Replying by email when reached for comment on the continued closure of the Marysville Arena, Mr. Woynarski said, “I have no comment.”

Bylaw Modernization

In an attempt to modernize bylaws on the city’s books, ongoing for the past few years, council received a request from chief financial officer Jim Hendricks.

Hendricks’ bylaw would replace the outdated Kimberley Reserve Fund (KFR), created in 1959, with a new fund that would be in compliance with current provincial legislation. He said, “The [new] bylaw will eliminate the old reserve fund and replace it with the Kimberley Land Development Reserve Fund (KLDRF).

“It doesn’t really change what we do, it brings it up to date,” said Hendricks. He added that net dollars in the current fund would move over to the new fund once adopted by council.

In answering council questions, Hendrick’s confirmed the new KLDRF would also be used for capital infrastructure projects, and any allocation of money would be “determined through the budget process.”

The Good Neighbour Bylaw was also presented to council. According to Corporate Officer (CO) Maryse Leroux, the new bylaw “consolidates several nuisance-type restrictions and requirements under one umbrella.”

“I know we have more Bylaws than we know what to do with, so this will be great,” said Coun. Roberts. She noted the Good Neighbour Bylaw reduces five bylaws down to one.

Leroux told council the new bylaw increases the city’s “compliance tools” to address repeat offenders. She also informed council there would be a review of the Municipal Ticket Information Bylaw which sets out the fines for bylaw infractions.

Agreeing with the “importance” of the bylaw, Coun. Goodwin suggested there be a period of time “for people to take a look at it, see if there are any big red flags and get back to us.”

The drive to modernize and up-date city bylaws continues.

If Funded, Pop-Up Toilet Heading for Platzl

Council approved city staff’s request to submit two projects to the BC government’s Community Economic Recovery Infrastructure Program (CERIP).

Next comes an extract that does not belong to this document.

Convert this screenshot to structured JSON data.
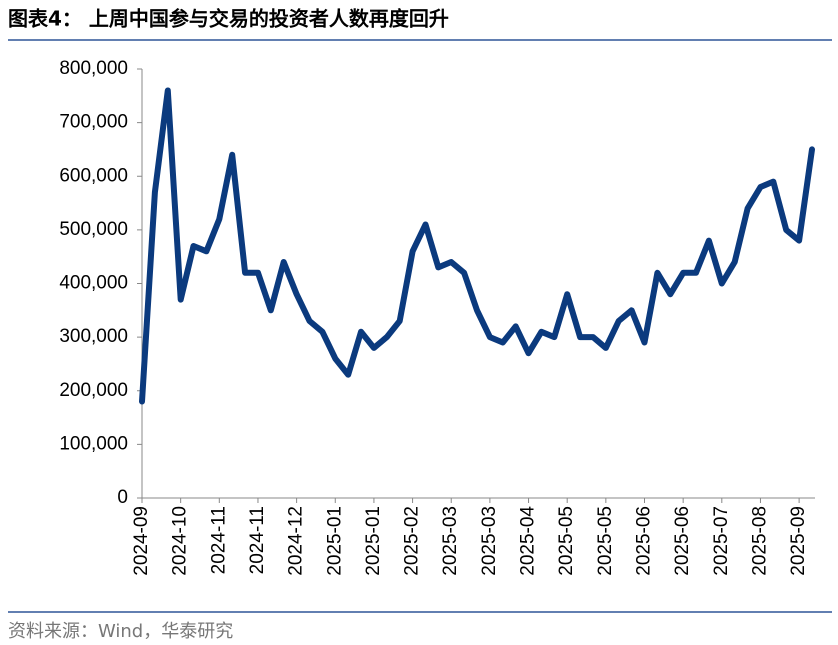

The first project will look at securing funds to purchase a portable washroom facility that would be located near the centre of the Platzl. The “pre-fabricated” facility would contain a toilet and wash basin, and be fully accessible. A specific location within the Platzl has not been determined, pending funding.

If funded, the other CERIP project would re-pave the Platzl parking lot.

Kimberley city council meets twice monthly starting at 7 p.m. At this time, the public is not allowed to attend in person.

The next scheduled council meeting: November 9. It will live stream on the City of Kimberley YouTube channel.